Edward Antinyan


It’s been a month since our last meeting. I managed to go to Feodosia for a week to visit my sick mother.

It’s terrible when a loved one is sick. You watch how he suffers, but you can’t help, and involuntarily you begin to consider yourself an incapable nothing. My aunt met me at the railway station in Simferopol and said that my mother had pneumonia. My mother’s first question was about Vardan. It turns out that she noticed on that memorable evening how he was looking at me, and had no doubt that we would become friends.

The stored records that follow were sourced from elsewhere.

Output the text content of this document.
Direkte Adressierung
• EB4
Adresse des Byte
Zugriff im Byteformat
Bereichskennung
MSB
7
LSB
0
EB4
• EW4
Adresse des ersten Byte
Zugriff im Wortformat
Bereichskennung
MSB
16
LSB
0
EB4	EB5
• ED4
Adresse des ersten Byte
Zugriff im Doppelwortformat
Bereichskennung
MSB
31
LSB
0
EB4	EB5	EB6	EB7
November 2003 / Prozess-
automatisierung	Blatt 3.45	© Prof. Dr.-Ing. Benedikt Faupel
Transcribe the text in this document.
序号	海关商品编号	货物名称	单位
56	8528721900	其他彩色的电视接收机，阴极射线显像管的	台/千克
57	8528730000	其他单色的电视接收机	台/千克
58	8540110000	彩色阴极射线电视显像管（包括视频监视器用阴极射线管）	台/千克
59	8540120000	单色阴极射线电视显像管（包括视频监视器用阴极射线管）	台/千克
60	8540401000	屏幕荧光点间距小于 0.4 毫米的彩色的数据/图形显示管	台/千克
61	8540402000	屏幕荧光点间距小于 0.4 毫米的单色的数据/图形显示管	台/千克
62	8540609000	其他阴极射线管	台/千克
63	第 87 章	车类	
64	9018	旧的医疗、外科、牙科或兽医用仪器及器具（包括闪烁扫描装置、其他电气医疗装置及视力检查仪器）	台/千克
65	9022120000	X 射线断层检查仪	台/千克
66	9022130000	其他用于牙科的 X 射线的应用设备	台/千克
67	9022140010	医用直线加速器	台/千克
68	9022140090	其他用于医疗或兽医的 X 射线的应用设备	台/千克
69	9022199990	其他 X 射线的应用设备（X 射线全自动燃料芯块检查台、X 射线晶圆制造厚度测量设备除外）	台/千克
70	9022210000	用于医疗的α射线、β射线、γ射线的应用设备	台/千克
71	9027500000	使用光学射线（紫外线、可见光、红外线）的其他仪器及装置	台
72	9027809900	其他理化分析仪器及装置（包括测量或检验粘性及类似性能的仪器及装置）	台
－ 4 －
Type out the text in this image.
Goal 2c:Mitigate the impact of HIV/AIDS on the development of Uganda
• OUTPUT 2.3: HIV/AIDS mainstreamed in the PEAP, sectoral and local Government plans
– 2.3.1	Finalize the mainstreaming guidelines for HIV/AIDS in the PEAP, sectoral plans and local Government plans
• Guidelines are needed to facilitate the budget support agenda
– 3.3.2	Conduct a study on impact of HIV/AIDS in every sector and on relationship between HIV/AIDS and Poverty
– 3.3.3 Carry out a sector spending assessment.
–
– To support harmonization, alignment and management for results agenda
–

All parents say that they want only happiness for their child. So that he was happier than them and that his life turned out to be more successful. So is mom. She spoke of Vardan with sympathy, I could not stand it and confessed to her that I miss him madly. She said that I want to spend every minute with him, even though I understand how busy he is. But he’s also lonely. I offered him to go with me — he refused, referred to his teaching job. In response, I pretended to be offended. I know what it’s called — selfishness. I’m an egoist. This must be acknowledged. True, I’m trying to fight it.

Today I returned home. His roses have dried up. I thought, maybe leave this dried bouquet as a keepsake? But she kept in a vase a single half-opened bud. It doesn’t matter that I’m so lonely without him. It means he has become an integral part of my being. And very significant, important, weighty and necessary. You have to accept that he is very busy.